There are so many things you can do with fennel, that I don’t know where to begin. Slivered and sauteed just like onions creates a caramelized, anise-tasting substitute in a savory beef stew. You can lop off the stalks, which most people sadly don’t use, and chop them up like celery to use instead of that, in soup and stock. The fronds are mild-tasting, but they make a distinct, sweet garnish that makes me wonder why I haven’t steeped them in milk for ice cream, or dried some of the stuff up for tea. But before we get to those things, here’s the most basic, popular way to enjoy fennel: slicing the bulb for a crunchy, refreshing salad.
Fennel is not in season in this region at least (the Northeast), but my fridge lately knows no boundaries. People have been coming and going, leaving traces of foodstuff behind, and I’m not at all going to complain. A reporter for the New York Post decided to bring along a load of extra vegetables for a photo shoot in my home, to prop with and such, and we divvied up the contents afterward. I feel quite accomplished for convincing her take home the beets, which she hesitated about because she didn’t think she knew how to cook them. She really didn’t want to take the fennel, though, but that was fine with me.
fennel bulb (left) and its stalks and fronds
I had just the dish in mind for it.

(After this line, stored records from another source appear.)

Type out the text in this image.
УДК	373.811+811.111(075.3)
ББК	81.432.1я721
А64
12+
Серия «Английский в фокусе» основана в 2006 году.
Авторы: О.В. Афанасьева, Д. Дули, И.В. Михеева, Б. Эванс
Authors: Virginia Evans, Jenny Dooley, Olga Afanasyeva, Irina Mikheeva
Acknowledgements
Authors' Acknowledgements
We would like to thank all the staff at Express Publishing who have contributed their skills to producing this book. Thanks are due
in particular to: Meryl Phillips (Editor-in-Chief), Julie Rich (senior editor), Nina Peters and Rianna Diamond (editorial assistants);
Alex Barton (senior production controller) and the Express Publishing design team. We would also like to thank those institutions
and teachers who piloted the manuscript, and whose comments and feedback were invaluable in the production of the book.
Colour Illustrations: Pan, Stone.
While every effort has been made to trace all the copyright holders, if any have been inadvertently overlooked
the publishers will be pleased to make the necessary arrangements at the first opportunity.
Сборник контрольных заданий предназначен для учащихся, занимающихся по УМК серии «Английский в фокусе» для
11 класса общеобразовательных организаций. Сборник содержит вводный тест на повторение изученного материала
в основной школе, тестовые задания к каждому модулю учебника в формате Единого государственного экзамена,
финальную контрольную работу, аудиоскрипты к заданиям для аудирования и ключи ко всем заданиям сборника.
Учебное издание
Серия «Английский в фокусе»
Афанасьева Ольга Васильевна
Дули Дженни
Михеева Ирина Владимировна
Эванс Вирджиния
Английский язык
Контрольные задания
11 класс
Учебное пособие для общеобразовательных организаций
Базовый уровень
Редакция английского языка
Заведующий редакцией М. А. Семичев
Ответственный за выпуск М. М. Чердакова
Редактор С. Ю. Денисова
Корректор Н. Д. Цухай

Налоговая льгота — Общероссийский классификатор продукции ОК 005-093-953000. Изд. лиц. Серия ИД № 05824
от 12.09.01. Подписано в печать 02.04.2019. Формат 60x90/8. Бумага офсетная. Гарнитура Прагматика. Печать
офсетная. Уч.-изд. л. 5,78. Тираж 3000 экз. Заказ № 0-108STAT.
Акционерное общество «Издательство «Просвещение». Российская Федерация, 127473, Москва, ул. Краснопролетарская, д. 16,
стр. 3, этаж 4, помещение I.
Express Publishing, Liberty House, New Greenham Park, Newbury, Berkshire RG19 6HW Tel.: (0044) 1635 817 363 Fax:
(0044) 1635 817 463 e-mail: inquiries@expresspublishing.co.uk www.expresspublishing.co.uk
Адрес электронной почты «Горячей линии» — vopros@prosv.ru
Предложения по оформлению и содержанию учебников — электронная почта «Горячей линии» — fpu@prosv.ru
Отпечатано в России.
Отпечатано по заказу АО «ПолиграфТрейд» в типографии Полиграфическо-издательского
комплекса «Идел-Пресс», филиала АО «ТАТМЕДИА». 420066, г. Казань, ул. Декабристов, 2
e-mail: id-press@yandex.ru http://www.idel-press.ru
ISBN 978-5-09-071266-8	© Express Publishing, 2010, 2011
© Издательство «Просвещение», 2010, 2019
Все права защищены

This creamy slaw-like salad is simple to whip up, but it has just enough nuance to make it really stand out. It’s tart, sweet and licorice-hinted, thanks to the natural flavor of the fennel bulb. A drop of honey gives it a little more roundness while sweetening the deal for me. It’s totally delish, and it’s what I packed in my lunch tote my first day of eating in for a week. But I didn’t invent this dish, at least not in its entirety. I’m not sure if any one person did, and this is just how some of the best foods come about, it seems: by a collaborative effort, between two or more minds, and nature’s offerings.
A few weeks back, I held an “Aphrodisiac” singles-friendly dinner at Jimmy’s No. 43, and collaborated with the head chef there, Aaron, on the menu. It would be filled with mood-enducing, heartbeat-enhancing, stimulating foods that are thought to be aphrodisiac. And fennel is one. The menu was also inspired by an epic dinner party that I hosted for a number of single friends in my home, which is recalled in The Art of Eating In. Working with Aaron, we agreed on adding crushed cumin and coriander seeds to this salad, and giving it some creaminess with creme fraiche, or yogurt. I’d originally thought to add lemon juice and grated zest, from normal lemons, but he suggested Meyer lemon, and adding its sectioned wedges right in.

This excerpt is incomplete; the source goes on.